15 Oct

Protect yourself from disputes

Protect yourself from disputes

Signing up to an Inventory and Schedule of Condition is vital, says Tracy Churchwood MAPIP, director of Essex Country and Village Homes

 

By now landlords will know that all tenants’ deposits must be protected by law under one of the three government-approved tenancy deposit schemes.


The importance of a professional Inventory and Schedule of
Condition (ISC) cannot be over emphasised.
If a tenant disagrees with the landlord’s and/or agent’s deductions
being made from their deposit at the end of tenancy, they can raise a dispute with the tenancy deposit scheme with whom their deposit is protected.
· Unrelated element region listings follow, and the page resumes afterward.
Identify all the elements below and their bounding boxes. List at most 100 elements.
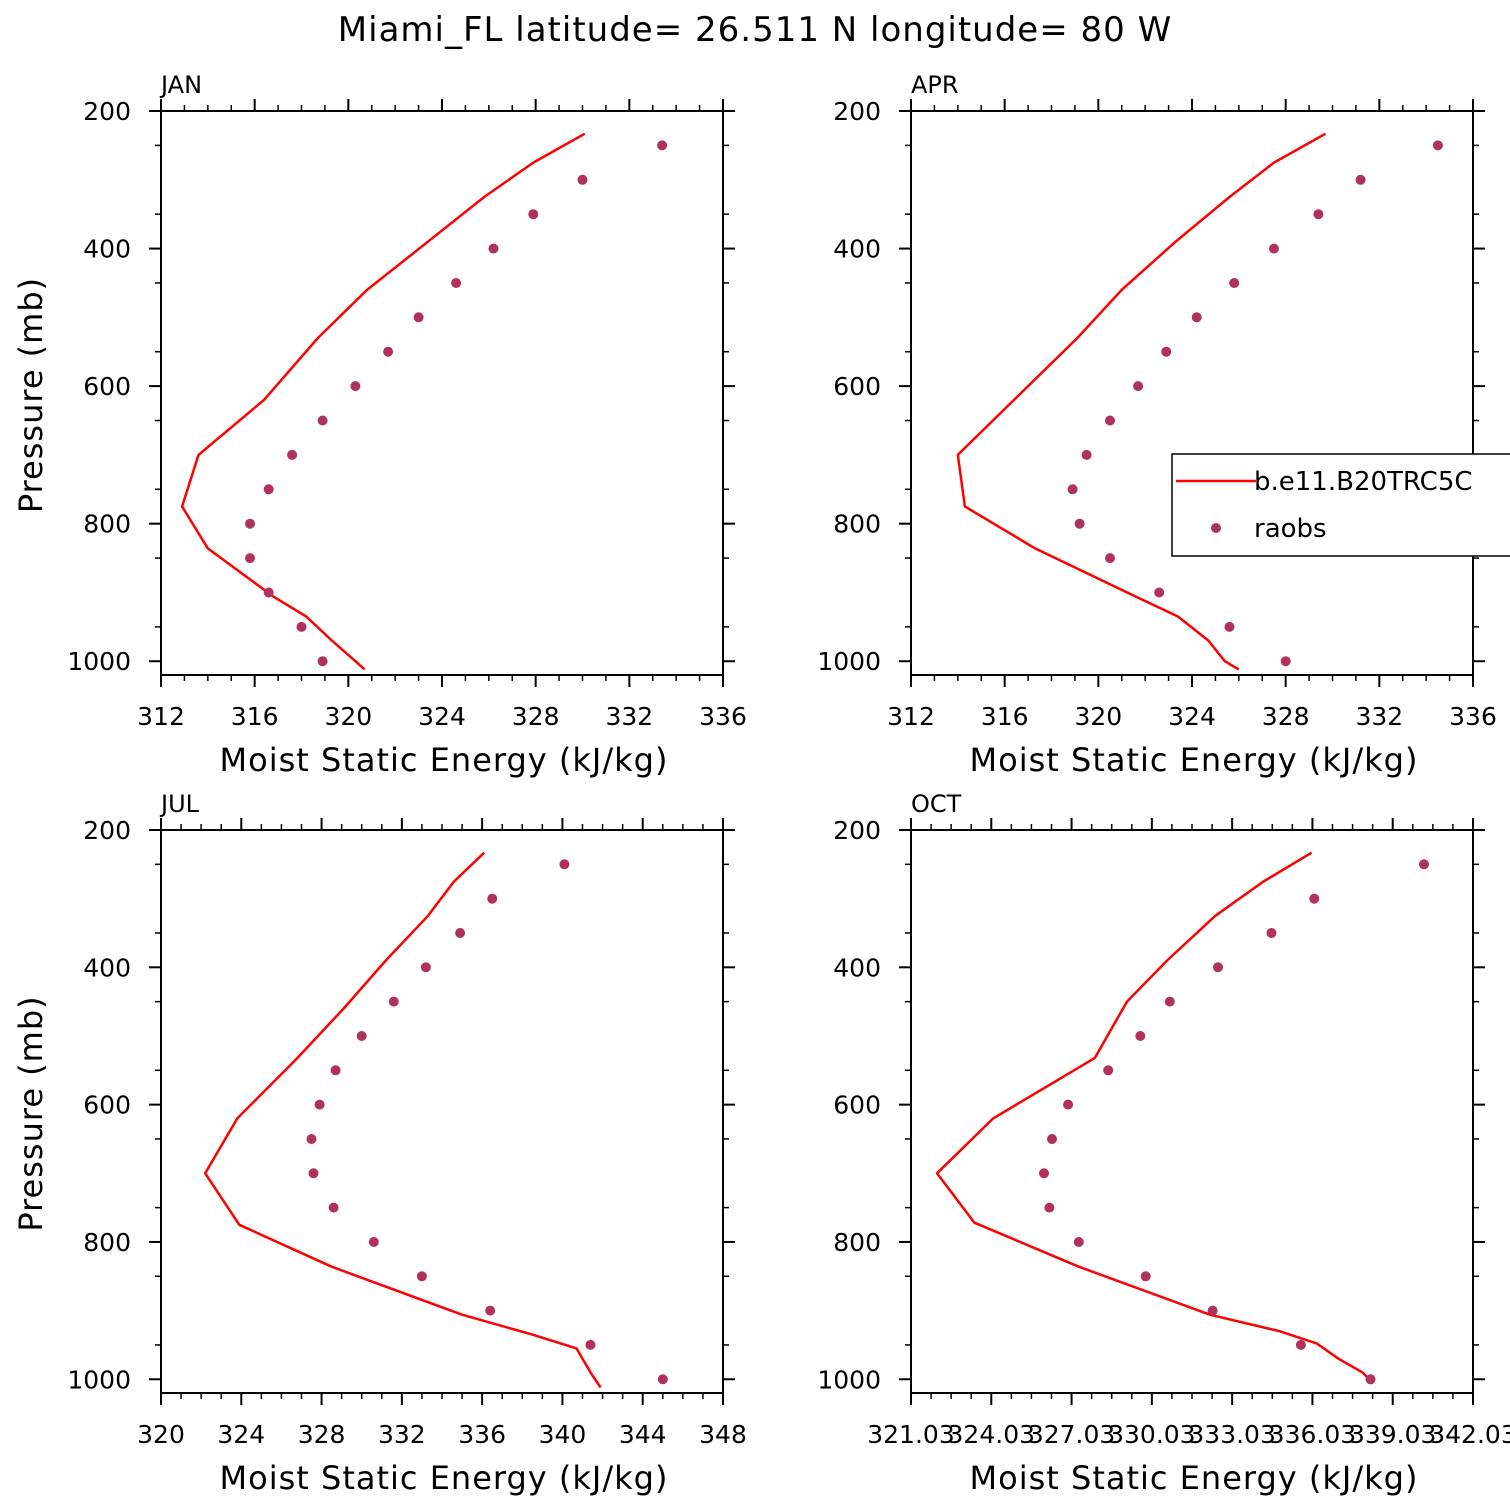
raobs-point [1067,484,1078,495]
legend-model-label: b.e11.B20TRC5C [1254,467,1473,497]
raobs-point [330,1065,341,1076]
raobs-point [657,140,668,151]
raobs-point [1269,243,1279,254]
x-tick-label: 336 [458,1420,506,1449]
y-tick-label: 800 [833,510,881,539]
raobs-point [1081,449,1092,460]
raobs-point [317,656,328,667]
x-tick-label: 324 [418,702,466,731]
y-tick-label: 600 [833,372,881,401]
y-axis-title: Pressure (mb) [12,995,50,1231]
y-tick-label: 600 [83,372,131,401]
raobs-point [559,859,570,870]
legend-obs-marker [1211,523,1221,533]
raobs-point [383,346,394,357]
x-tick-label: 342.03 [1429,1420,1510,1449]
x-axis-title: Moist Static Energy (kJ/kg) [220,741,669,779]
raobs-point [308,1168,319,1179]
raobs-point [1133,381,1144,392]
x-tick-label: 336.03 [1269,1420,1356,1449]
x-tick-label: 328 [512,702,560,731]
raobs-point [657,1374,668,1385]
x-tick-label: 316 [981,702,1029,731]
panel-jan: 312 316 320 324 328 332 336 200 400 600 800 1000 JAN… [12,71,747,779]
y-tick-label: 1000 [817,647,881,676]
x-tick-label: 328 [298,1420,346,1449]
raobs-point [1063,1099,1074,1110]
raobs-point [585,1339,596,1350]
panel-label: OCT [911,790,962,818]
raobs-point [328,1202,339,1213]
y-tick-label: 200 [833,816,881,845]
x-axis-title: Moist Static Energy (kJ/kg) [970,741,1419,779]
panel-label: JAN [159,71,202,99]
raobs-point [1039,1168,1049,1179]
legend-box [1171,453,1510,557]
raobs-point [1191,312,1202,323]
raobs-point [1295,1339,1306,1350]
y-tick-label: 800 [833,1228,881,1257]
plot-frame [160,110,724,676]
raobs-point [416,1271,427,1282]
y-tick-label: 800 [83,1228,131,1257]
y-tick-label: 400 [833,235,881,264]
y-tick-label: 200 [833,97,881,126]
raobs-point [1224,621,1235,632]
x-tick-label: 327.03 [1028,1420,1115,1449]
y-axis-title: Pressure (mb) [12,277,50,513]
y-tick-label: 1000 [817,1365,881,1394]
x-tick-label: 340 [539,1420,587,1449]
page-title: Miami_FL latitude= 26.511 N longitude= 8… [337,10,1173,50]
raobs-point [1044,1202,1055,1213]
x-tick-label: 320 [1074,702,1122,731]
model-profile-line [956,132,1327,671]
raobs-point [287,449,298,460]
raobs-point [314,1099,325,1110]
raobs-point [356,1031,367,1041]
raobs-point [350,381,361,392]
x-tick-label: 348 [699,1420,747,1449]
legend: b.e11.B20TRC5C raobs [1171,453,1510,557]
raobs-point [388,996,399,1007]
panel-oct: 321.03324.03327.03330.03333.03336.03339.… [817,790,1510,1497]
y-tick-label: 200 [83,816,131,845]
y-tick-label: 200 [83,97,131,126]
raobs-point [1432,140,1443,151]
raobs-point [1266,928,1277,938]
raobs-point [1309,893,1320,904]
raobs-point [1161,346,1172,357]
raobs-point [306,1134,317,1144]
raobs-point [1105,415,1115,426]
raobs-point [1313,209,1324,220]
x-tick-label: 336 [1449,702,1497,731]
y-tick-label: 400 [833,953,881,982]
raobs-point [1154,587,1165,598]
panel-label: APR [911,71,959,99]
raobs-point [488,243,499,254]
x-tick-label: 336 [699,702,747,731]
x-tick-label: 324.03 [948,1420,1035,1449]
x-tick-label: 332 [605,702,653,731]
raobs-point [1047,1134,1057,1144]
y-tick-label: 600 [83,1091,131,1120]
raobs-point [455,928,466,938]
x-tick-label: 324 [1168,702,1216,731]
raobs-point [420,962,431,973]
raobs-point [317,415,328,426]
raobs-point [245,553,255,564]
raobs-point [368,1237,379,1247]
raobs-point [1213,962,1223,973]
y-tick-label: 1000 [67,1365,131,1394]
x-tick-label: 328 [1262,702,1310,731]
raobs-point [485,1305,496,1316]
plot-frame [910,110,1474,676]
model-profile-line [935,851,1375,1385]
x-tick-label: 312 [887,702,935,731]
x-tick-label: 339.03 [1349,1420,1436,1449]
x-axis-title: Moist Static Energy (kJ/kg) [970,1459,1419,1497]
raobs-point [1365,1374,1376,1385]
x-tick-label: 320 [324,702,372,731]
x-tick-label: 332 [1355,702,1403,731]
raobs-point [245,518,255,529]
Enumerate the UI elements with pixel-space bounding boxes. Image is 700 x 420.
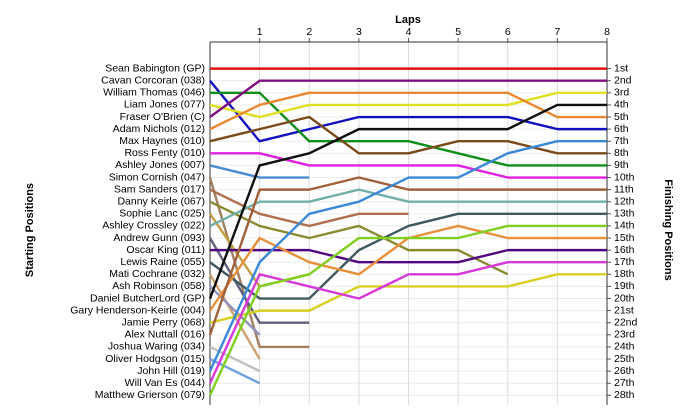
x-tick-label: 4 [406,26,412,38]
series-line [208,237,310,324]
legend-label: Ashley Crossley (022) [102,220,205,232]
legend-label: Lewis Raine (055) [120,256,205,268]
y-tick-label: 2nd [614,75,632,87]
legend-label: Joshua Waring (034) [108,341,205,353]
legend-label: Andrew Gunn (093) [113,232,205,244]
legend-label: Fraser O'Brien (C) [120,111,205,123]
x-tick-label: 6 [505,26,511,38]
series-line [208,261,607,384]
legend-label: Cavan Corcoran (038) [101,75,205,87]
y-tick-label: 13th [614,208,635,220]
y-tick-label: 25th [614,353,635,365]
series-line [209,188,409,228]
x-tick-label: 8 [604,26,610,38]
series-line [209,200,509,276]
y-axis-title-left: Starting Positions [24,183,36,277]
y-tick-label: 6th [614,123,629,135]
legend-label: Gary Henderson-Keirle (004) [70,304,205,316]
series-line [208,177,310,349]
y-tick-label: 11th [614,183,634,195]
series-line [210,248,607,264]
series-line [209,91,607,119]
y-tick-label: 1st [614,62,628,74]
legend-label: Oliver Hodgson (015) [105,353,205,365]
series-line [209,164,310,179]
legend-label: Liam Jones (077) [124,99,205,111]
y-tick-label: 26th [614,365,635,377]
series-line [209,273,607,324]
legend-label: John Hill (019) [137,365,205,377]
y-tick-label: 7th [614,135,629,147]
legend-label: Sean Babington (GP) [105,62,205,74]
series-line [208,103,607,299]
y-tick-label: 9th [614,159,629,171]
x-tick-label: 7 [554,26,560,38]
legend-label: Danny Keirle (067) [117,196,205,208]
y-tick-label: 15th [614,232,635,244]
y-tick-label: 23rd [614,329,635,341]
y-tick-label: 8th [614,147,629,159]
y-tick-label: 12th [614,196,635,208]
series-line [210,152,607,179]
legend-label: Sophie Lanc (025) [119,208,205,220]
y-tick-label: 27th [614,377,635,389]
series-line [209,91,607,131]
legend-label: Daniel ButcherLord (GP) [90,292,205,304]
series-line [209,79,607,118]
legend-label: Simon Cornish (047) [109,171,205,183]
legend-label: Ashley Jones (007) [115,159,205,171]
legend-label: Will Van Es (044) [125,377,205,389]
legend-label: Adam Nichols (012) [113,123,205,135]
series-line [209,115,607,155]
series-line [209,285,261,336]
series-line [210,91,607,167]
series-line [209,212,607,300]
legend-label: Jamie Perry (068) [122,317,205,329]
legend-label: Max Haynes (010) [119,135,205,147]
legend-label: William Thomas (046) [103,87,205,99]
y-tick-label: 20th [614,292,635,304]
x-tick-label: 5 [455,26,461,38]
legend-label: Oscar King (011) [126,244,205,256]
legend-label: Mati Cochrane (032) [109,268,205,280]
y-axis-title-right: Finishing Positions [662,179,674,280]
chart-title: Laps [395,14,421,26]
y-tick-label: 21st [614,304,634,316]
x-tick-label: 1 [257,26,263,38]
series-line [209,79,607,143]
y-tick-label: 28th [614,389,635,401]
legend-label: Alex Nuttall (016) [124,329,205,341]
series-line [208,224,607,396]
y-tick-label: 5th [614,111,629,123]
legend-label: Sam Sanders (017) [114,183,205,195]
y-tick-label: 19th [614,280,635,292]
y-tick-label: 3rd [614,87,629,99]
y-tick-label: 4th [614,99,629,111]
series-line [208,140,607,372]
y-tick-label: 18th [614,268,635,280]
legend-label: Matthew Grierson (079) [95,389,205,401]
x-tick-label: 3 [356,26,362,38]
x-tick-label: 2 [306,26,312,38]
y-tick-label: 17th [614,256,635,268]
y-tick-label: 22nd [614,317,638,329]
y-tick-label: 24th [614,341,635,353]
y-tick-label: 10th [614,171,635,183]
series-line [209,188,607,227]
y-tick-label: 16th [614,244,635,256]
y-tick-label: 14th [614,220,635,232]
series-line [208,176,607,336]
legend-label: Ross Fenty (010) [124,147,205,159]
legend-label: Ash Robinson (058) [112,280,205,292]
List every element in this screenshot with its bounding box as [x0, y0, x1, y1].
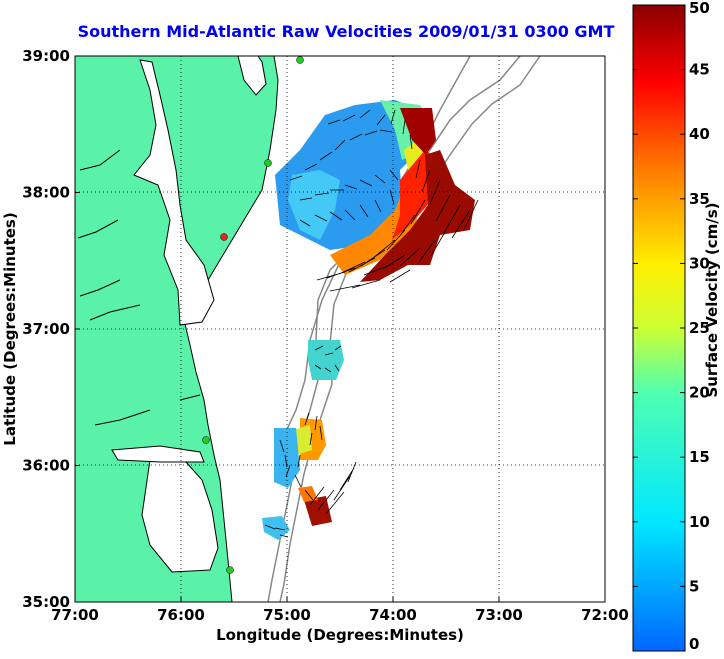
x-axis-label: Longitude (Degrees:Minutes): [216, 626, 464, 644]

This should not be a concern as long as a professional and comprehensive ISC was completed and provided at the commencement of the tenancy.


However, should it not be comprehensive enough to enable the adjudicator to easily establish condition of the property from one
date to another, they will always err in favour of the tenant.


Most agents now provide an ISC, however, many are not comprehensive enough to withstand a dispute. Therefore, to avoid any unnecessary disputes or surprises it is imperative to employ a qualified inventory provider, such as a qualified member of the Association of Professional Inventory Providers (APIP).


Look out for the logo and the letters MAPIP after the individual’s name and ask to see their membership card. This is an individual qualification and the logo can only be used for that individual and not as an encompassing agency logo. Some agents have qualified members to conduct this in-house, alternatively there are independent inventory providers as well. It is advisable to use a qualified member to conduct the ‘check out’ at the end of tenancy, again for both parties to prevent any unnecessary surprises or disputes.


If your property is being managed by a reputable agent, such as
ourselves, all the of above will be done as part of the standard
management package.


In addition, due to the regular property inspections conducted, there should be no surprises for either party at the end of tenancy.